Let’s visualize degree distribution like we did above.
And the positive version.
One important takeaway from the simulation above is that even when there are two totally different social processes at work (homophily and body size domination), the resulting networks can be hardly distinguishable. This is a crucial thing to recognize early on.
Extensions to try
- network size: vary the number of nodes and see how the results differ.
- sensitivity: repeat a simulation multiple using same coefficient several times. Do results change or do they remain more or less the same?
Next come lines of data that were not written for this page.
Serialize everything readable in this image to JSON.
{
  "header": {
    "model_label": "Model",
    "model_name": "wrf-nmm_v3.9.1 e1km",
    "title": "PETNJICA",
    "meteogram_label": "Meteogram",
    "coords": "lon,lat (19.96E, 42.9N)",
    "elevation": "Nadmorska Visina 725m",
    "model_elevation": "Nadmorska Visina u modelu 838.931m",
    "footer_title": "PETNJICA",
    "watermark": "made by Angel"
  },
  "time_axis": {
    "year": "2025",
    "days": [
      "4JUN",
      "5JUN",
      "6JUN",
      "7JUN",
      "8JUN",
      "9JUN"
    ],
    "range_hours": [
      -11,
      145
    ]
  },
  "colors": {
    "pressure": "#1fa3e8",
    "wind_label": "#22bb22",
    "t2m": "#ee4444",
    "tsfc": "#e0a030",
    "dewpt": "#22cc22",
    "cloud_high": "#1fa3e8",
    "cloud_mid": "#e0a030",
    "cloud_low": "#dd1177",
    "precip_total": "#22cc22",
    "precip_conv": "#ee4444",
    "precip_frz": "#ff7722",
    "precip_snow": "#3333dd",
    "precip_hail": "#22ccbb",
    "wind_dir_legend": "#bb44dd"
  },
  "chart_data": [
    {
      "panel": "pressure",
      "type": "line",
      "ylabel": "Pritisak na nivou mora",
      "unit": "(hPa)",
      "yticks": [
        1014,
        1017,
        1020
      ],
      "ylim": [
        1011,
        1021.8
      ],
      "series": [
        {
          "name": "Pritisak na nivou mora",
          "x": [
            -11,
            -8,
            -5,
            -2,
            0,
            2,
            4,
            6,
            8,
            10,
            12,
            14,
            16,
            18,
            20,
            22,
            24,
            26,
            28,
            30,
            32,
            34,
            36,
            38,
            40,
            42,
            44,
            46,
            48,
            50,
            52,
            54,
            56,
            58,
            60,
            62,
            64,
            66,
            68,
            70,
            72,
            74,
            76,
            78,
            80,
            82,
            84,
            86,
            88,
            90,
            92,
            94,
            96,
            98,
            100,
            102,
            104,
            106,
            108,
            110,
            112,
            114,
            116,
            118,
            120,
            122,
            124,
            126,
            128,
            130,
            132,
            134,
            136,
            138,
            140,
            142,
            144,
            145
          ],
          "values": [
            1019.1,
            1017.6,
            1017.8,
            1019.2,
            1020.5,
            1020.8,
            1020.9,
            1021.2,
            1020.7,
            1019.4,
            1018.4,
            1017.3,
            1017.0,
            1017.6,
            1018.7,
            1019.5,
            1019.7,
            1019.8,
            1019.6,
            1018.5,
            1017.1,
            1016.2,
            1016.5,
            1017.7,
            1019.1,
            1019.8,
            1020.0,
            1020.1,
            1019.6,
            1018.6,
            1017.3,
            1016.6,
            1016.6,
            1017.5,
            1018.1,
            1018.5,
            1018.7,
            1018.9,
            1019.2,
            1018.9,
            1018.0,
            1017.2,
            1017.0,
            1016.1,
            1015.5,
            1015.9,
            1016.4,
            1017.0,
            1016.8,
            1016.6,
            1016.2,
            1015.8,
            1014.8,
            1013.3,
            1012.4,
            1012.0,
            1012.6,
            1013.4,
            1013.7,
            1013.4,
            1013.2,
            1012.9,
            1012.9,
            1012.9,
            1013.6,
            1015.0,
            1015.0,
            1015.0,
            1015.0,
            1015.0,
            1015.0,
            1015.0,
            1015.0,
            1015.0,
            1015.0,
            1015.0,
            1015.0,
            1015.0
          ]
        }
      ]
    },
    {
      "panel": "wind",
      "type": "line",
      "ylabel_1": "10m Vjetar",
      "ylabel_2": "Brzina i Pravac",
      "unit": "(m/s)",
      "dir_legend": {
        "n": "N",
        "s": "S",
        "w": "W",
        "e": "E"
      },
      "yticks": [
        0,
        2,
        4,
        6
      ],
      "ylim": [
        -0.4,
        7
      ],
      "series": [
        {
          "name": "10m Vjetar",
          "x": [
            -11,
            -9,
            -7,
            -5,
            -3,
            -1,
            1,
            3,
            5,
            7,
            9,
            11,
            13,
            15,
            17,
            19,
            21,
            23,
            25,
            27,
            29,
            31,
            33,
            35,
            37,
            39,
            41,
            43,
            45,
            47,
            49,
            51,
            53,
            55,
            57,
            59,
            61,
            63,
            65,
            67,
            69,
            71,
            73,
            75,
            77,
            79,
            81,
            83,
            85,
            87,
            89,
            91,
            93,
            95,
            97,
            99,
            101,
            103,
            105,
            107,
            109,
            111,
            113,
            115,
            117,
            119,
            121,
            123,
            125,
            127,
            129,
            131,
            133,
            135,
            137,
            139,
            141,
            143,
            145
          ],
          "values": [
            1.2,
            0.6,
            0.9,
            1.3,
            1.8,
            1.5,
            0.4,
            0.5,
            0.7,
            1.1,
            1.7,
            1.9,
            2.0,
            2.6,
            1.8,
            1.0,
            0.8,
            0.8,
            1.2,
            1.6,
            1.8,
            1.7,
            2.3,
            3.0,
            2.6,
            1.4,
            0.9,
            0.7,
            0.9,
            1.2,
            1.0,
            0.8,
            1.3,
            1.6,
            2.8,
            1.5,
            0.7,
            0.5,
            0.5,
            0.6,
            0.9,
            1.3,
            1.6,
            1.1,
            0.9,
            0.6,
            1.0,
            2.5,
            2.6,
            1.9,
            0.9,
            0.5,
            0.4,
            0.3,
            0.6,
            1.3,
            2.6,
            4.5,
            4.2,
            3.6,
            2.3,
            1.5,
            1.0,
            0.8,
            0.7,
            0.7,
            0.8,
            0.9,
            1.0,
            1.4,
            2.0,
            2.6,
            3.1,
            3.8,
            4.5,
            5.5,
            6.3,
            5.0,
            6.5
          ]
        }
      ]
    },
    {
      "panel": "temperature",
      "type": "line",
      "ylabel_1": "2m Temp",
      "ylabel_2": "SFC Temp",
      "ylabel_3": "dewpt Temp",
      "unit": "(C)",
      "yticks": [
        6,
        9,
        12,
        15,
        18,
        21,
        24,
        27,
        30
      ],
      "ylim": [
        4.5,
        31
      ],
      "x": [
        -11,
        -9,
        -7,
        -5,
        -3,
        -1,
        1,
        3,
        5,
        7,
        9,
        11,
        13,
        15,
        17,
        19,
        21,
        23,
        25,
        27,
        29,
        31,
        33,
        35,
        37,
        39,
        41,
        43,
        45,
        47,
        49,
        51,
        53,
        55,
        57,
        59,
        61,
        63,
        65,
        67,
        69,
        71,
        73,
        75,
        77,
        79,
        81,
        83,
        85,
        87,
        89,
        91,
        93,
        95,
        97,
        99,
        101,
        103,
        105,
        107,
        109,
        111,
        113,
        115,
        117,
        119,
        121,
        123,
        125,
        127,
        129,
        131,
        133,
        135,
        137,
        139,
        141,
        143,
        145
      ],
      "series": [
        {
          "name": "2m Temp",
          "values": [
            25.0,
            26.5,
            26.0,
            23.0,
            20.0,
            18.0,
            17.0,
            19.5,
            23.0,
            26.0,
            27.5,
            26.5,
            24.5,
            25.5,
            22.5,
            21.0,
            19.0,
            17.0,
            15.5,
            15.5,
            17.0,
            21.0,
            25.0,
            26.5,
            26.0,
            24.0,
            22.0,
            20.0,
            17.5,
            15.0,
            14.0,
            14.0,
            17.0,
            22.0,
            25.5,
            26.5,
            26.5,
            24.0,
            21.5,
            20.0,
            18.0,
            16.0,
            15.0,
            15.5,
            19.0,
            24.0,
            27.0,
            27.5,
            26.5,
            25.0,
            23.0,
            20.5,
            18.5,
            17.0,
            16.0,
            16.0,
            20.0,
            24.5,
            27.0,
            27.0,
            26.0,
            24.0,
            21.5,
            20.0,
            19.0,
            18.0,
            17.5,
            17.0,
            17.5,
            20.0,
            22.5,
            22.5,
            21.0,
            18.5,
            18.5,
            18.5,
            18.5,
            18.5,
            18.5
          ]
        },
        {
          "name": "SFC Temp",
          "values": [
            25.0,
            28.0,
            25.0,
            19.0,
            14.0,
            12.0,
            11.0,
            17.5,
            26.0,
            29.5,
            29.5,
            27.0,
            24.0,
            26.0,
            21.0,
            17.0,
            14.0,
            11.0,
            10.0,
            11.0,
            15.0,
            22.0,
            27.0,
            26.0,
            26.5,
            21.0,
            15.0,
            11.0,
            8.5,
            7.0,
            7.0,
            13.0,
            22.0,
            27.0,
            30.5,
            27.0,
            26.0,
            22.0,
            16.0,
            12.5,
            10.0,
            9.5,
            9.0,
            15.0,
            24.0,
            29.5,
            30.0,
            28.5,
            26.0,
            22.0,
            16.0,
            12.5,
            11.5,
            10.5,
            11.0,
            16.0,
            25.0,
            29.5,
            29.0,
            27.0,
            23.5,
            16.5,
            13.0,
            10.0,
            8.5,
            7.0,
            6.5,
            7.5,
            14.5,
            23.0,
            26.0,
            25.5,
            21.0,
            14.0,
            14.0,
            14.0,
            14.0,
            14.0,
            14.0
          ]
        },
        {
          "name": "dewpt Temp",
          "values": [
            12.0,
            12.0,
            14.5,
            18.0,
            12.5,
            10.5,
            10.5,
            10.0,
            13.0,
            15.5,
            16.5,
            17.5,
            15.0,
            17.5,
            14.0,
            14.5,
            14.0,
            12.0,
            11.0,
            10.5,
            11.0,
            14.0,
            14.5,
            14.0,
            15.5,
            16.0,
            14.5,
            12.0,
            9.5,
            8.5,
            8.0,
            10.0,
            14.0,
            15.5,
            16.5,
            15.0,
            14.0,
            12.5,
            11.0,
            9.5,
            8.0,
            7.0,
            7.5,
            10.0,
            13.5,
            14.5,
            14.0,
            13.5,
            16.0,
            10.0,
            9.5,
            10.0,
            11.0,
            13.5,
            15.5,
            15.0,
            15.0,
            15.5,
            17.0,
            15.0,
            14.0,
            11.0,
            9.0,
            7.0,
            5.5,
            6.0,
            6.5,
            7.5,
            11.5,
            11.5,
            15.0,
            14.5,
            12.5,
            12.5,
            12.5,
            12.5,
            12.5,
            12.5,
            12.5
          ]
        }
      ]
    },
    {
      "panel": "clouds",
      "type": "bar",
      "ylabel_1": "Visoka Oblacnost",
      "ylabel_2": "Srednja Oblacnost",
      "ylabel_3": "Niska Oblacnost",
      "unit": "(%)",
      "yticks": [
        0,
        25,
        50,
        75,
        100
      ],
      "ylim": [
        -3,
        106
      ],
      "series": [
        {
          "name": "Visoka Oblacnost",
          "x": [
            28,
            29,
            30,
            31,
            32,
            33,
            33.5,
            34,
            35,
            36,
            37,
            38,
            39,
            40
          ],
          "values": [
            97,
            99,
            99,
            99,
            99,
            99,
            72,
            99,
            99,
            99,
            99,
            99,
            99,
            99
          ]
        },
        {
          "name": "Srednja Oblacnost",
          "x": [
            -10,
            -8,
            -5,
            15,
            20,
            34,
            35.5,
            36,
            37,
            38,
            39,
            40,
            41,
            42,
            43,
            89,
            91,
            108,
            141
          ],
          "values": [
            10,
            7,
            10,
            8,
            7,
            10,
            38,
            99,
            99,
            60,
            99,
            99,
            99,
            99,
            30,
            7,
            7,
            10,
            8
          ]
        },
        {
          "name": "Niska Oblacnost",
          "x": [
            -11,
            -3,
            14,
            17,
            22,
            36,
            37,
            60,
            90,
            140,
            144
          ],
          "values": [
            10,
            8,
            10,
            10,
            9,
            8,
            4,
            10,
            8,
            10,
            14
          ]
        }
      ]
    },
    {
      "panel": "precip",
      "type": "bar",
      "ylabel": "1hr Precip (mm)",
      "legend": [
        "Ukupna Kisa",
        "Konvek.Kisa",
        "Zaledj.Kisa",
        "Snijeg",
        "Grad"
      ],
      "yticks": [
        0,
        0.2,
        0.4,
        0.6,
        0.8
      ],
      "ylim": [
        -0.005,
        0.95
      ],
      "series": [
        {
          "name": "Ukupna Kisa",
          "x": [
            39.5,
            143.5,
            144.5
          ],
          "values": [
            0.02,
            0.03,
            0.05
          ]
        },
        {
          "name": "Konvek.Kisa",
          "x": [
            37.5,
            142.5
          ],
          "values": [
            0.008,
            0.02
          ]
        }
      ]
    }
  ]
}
- group size: vary the sizes of the grouples using the
prob
argument insample
. How do the resulting networks change when there is one dominant species? - one big individual: add a single individual to the network who is much larger than the rest (a blue jay?). What effect does this individual have on the degree distribution?
- structural terms: add more
ergm-terms
to the simulation like triangles or k-stars. - personalities: individuals birds have different personalities; maybe some like to forage alone or with conspecifics, while other prefer heterospecifics. Add a variable to reflect this and simulate.
- valued: not all interactions are positive or neutral; maybe some interactions are negative? add values to the edges to indicate whether an interaction was positive or negative.